On the whole, the music industry did what it always did before. It grew. There are more people making music today, and more people earning money from music today, than at any other point in history. Each year sets a new record.
But there are less people making money from recorded music than ever before. That, sir, is a business problem. Not a moral one.
And the business model is one that is currently being solved. Pandora, Spotify and rdio are all attempting to make money despite the best efforts of the legacy recorded music industry. These are solutions that answer provide the supply. Piracy and file sharing is a symptom of demand and markets that are untapped.
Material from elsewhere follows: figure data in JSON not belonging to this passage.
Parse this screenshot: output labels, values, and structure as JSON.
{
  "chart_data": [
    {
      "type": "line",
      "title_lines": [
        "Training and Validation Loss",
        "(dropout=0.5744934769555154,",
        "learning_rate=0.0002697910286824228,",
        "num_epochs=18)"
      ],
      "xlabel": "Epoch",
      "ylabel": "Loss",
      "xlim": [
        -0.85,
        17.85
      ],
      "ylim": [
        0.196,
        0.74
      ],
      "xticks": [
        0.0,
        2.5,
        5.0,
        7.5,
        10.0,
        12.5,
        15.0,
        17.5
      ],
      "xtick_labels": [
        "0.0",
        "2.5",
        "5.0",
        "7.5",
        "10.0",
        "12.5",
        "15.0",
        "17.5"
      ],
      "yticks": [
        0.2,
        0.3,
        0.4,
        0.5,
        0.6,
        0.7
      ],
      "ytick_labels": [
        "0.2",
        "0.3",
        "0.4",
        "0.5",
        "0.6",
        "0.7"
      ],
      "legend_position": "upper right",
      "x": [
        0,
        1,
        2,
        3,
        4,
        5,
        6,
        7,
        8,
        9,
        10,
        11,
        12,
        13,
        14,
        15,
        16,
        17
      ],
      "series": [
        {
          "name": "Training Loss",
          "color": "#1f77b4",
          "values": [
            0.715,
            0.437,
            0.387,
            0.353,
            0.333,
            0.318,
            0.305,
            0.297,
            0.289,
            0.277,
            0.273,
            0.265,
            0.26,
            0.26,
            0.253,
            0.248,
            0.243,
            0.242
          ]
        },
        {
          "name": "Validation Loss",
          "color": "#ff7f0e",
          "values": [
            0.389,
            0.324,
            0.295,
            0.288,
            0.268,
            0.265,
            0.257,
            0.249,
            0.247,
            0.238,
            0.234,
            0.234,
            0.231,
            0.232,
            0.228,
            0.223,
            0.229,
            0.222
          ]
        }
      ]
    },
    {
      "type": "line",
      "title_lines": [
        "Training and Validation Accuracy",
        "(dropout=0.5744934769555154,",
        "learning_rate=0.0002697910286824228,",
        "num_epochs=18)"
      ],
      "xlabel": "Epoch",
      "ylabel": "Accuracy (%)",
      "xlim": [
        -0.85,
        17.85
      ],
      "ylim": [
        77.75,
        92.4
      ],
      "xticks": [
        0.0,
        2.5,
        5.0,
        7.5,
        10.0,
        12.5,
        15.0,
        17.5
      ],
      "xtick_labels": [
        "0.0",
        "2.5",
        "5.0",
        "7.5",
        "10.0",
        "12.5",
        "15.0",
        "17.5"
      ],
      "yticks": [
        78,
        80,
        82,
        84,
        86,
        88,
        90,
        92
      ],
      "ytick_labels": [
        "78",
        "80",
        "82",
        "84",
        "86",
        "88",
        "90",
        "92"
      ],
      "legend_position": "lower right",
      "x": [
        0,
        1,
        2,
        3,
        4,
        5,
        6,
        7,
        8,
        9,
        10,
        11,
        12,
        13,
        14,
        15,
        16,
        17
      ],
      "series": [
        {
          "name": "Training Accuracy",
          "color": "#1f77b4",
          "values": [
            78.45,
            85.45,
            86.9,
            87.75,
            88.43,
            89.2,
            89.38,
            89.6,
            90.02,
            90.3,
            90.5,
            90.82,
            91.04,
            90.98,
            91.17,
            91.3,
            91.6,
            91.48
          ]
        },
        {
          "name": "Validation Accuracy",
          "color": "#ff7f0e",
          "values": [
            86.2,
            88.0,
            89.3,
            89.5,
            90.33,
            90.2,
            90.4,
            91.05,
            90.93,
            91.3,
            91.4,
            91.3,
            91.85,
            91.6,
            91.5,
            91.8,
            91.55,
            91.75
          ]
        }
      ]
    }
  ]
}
Nothing more, nothing less.
Thankfully, many people realize this. Sadly, you do not appear to be one of them.
So, Mr. Lowery, do not attempt to morally justify the killing of emerging technology because you lack the creativity to adjust a business model.
Your myopic nature is not an excuse. You are not entitled to your business model. This fight is already one that you have lost and attempting to draw on edge cases and moral arguments is, at this point, just sad. Get a new business model or go away.
If your new business model happens to be a Quixotic attempts to save failed technologies through inciting moral panics, here is a list of technologies that you might want to consider.
And, if you have time for a personal request, I’d really like to see manual typewriters come back, but can do without VHS tapes.